To fix the collation mismatch, login to the psql command line and execute the suggested commands to update all databases in the cluster. This will at least include the gvmd and postgres databases.
sudo su postgres
psql
postgres=# ALTER DATABASE postgres REFRESH COLLATION VERSION;
NOTICE: changing version from 2.36 to 2.37
ALTER DATABASE
postgres=# ALTER DATABASE gvmd REFRESH COLLATION VERSION;
NOTICE: changing version from 2.36 to 2.37
ALTER DATABASE
postgres-# \q
postgres@kali:/home/dev$ exit
5. Resolve Any Outstanding Dependencies
In order to complete the database cluster migration, you may also need to update various outdated extensions depending on the particular changes between PostgreSQL versions. For example, when migrating between PostgreSQL 15 and 16, the pgcrypto module must be updated. To update any unresolved dependencies…
sudo apt install pgcrypto
6. Complete The Greenbone Community Edition Setup
You can now run the gvm-setup command to complete the setup.
sudo gvm-setup
Note
During setup it’s important to note and record the default password created for the GVM admin user.
[+] Done
[*] Please note the password for the admin user
[*] User created with password 'ff006a29-8977-4ffa-882c-cd430fdc9bb8'.
[>] You can now run gvm-check-setup to make sure everything is correctly configured
Other Common Setup Errors
Note
Here are some other common setup errors you may encounter when installing Greenbone Community Edition from the native Kali Linux package. In most cases, hints are available in the gvm-setup and gvm-check-setup command output.
ERROR: extention “pg-gvm” is not available
See the instructions here to find and install the latest version of pg-gvm.
ERROR: No users found
If you encounter the error ERROR: No users found. when running sudo gvm-check-setup, you will need to create at least one an admin user. Replace <your-password> with your own password.
sudo runuser -u _gvm -- gvmd --create-user=admin --password='<your-password>'
ERROR: The Postgresql DB does not exist
If the PostgreSQL database was not created during initial setup of Greenbone Community Edition, or not transferred when migrating to a new cluster, you must manually create the database with the following command:
sudo runuser -u postgres -- /usr/share/gvm/create-postgresql-database
ERROR: Required systemd service did not start
If the ospd-openvas service or any other required Greenbone systemd services did not start during the setup or initialization, you can attempt to manually start the process. Here is an example for troubleshooting the ospd-openvas systemd service, but you can use this process for other services as well:
sudo systemctl start ospd-openvas
If the service still fails to start properly, you can check for errors using the following methods:
sudo systemctl status ospd-openvas | less
journalctl -xe
tail -20 /var/log/gvm/ospd-openvas.log
Note
You can find all the Greenbone Community Edition log files in the /var/log/gvm directory.

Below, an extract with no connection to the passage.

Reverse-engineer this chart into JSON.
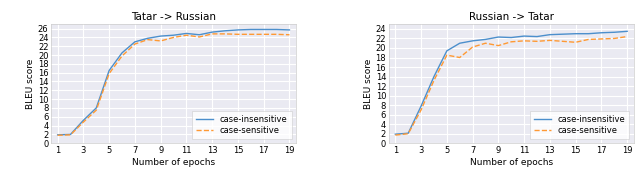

ERROR: The client certificate file of gsad is not valid
If the required SSL/TLS certificates failed to generate during the standard setup process, or if the existing certificates are not valid any longer, you must generate the necessary SSL/TLS certificate files. The script gvm-manage-certs is used for managing the certificates required by Greenbone Community Edition.
sudo runuser -u _gvm -- gvm-manage-certs -a -f
ERROR: Database is wrong version. You have installed a new gvmd version
When upgrading Greenbone Community Edition, you may need to also update the gvmd PostgreSQL database schema. You can update the gvmd database to the with the following command:
sudo runuser -u _gvm -- gvmd --migrate
ERROR: No postgresql version uses the port 5432.
Greenbone Community Edition requires a PostgreSQL connection on port 5432. See instructions here to change the PostgreSQL port.